Previous studies have demonstrated the utility of bedside echocardiography in the ED. Bedside echocardiography is routinely used in the ED to diagnose pericardial effusion and assess global cardiac activity [1, 2].
Four cardiac views are frequently used in emergency ultrasound. The parasternal long (PSL) view includes the right ventricle (RV) anteriorly and LA and left ventricle (LV) posteriorly. The right atrium (RA) and the apical region of the LV are not well visualized in the PSL view. The parasternal short (PSS) view is most useful for the analysis of regional ventricular wall motion and global LV contractility. The subxiphoid view is the only satisfactory way to visualize the RA and it also affords the best view of the RV. The apical four view is useful for identification of all the chambers and symmetrically displays the mitral and tricuspid valves. This view is most useful for the assessment of apical region of the LV.
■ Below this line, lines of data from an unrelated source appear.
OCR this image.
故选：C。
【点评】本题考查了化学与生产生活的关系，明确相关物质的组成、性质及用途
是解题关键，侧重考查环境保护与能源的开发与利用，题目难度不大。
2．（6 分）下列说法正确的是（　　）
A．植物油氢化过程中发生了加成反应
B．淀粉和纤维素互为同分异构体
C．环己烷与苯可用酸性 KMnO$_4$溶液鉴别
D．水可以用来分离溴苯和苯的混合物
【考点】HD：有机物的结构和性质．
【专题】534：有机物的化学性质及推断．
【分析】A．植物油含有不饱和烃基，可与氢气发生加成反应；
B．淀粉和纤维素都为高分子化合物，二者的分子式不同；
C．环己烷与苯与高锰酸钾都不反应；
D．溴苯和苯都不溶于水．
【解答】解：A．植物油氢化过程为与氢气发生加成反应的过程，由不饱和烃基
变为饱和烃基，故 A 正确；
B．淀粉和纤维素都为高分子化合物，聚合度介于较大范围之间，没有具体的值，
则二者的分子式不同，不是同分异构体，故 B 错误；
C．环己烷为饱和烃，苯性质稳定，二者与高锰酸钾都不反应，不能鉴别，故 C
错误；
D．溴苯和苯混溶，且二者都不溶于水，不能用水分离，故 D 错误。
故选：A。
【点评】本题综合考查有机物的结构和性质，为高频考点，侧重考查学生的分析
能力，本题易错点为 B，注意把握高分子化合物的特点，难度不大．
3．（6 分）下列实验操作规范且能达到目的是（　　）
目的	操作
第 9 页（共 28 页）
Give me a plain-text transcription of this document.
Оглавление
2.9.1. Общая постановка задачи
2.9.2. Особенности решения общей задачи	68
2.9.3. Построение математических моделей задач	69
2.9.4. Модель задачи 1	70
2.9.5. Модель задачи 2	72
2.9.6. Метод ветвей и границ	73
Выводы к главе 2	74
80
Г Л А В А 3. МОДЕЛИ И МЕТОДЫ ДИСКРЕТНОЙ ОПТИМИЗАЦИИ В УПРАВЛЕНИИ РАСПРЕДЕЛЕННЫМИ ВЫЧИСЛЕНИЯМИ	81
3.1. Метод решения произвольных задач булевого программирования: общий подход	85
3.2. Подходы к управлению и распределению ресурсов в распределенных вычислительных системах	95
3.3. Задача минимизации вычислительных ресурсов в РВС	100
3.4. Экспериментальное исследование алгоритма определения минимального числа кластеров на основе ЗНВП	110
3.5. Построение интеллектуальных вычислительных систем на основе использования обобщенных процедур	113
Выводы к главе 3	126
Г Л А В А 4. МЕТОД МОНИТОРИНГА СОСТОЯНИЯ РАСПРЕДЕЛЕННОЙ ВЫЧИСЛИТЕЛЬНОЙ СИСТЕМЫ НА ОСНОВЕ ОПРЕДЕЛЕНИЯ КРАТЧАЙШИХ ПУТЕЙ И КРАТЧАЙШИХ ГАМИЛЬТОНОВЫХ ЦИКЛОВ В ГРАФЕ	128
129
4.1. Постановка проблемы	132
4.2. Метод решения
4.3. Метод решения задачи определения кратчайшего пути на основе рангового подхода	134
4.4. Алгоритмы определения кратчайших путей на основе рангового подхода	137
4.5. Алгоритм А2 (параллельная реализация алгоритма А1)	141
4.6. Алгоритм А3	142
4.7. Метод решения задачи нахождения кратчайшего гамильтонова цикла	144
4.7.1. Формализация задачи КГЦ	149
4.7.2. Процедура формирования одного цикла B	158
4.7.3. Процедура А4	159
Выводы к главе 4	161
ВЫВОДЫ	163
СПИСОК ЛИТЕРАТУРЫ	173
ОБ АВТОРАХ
Advanced applications of emergency echocardiography include the assessment of aortic dissection, valvular dysfunction, regional wall motion abnormalities, and the identification of intracardiac masses [3]. The differential diagnosis for intracardiac masses include thrombus, myxoma, and metastatic tumor. Thrombus is the most common cardiac mass. LV thrombi are associated with ventricular aneurysms while LA thrombi are associated with atrial fibrillation [4]. Myxomas should be suspected if the mass is attached to the interatrial septum. Magnetic resonance imaging (MRI) is the diagnostic study of choice to distinguish thrombus from tumor [5].
This case demonstrates the utility of ED physician performing echocardiography to diagnose a dilated LA with a thrombus as the source of diffuse emboli. Bedside echocardiography expedited the diagnosis, patient care, and treatment.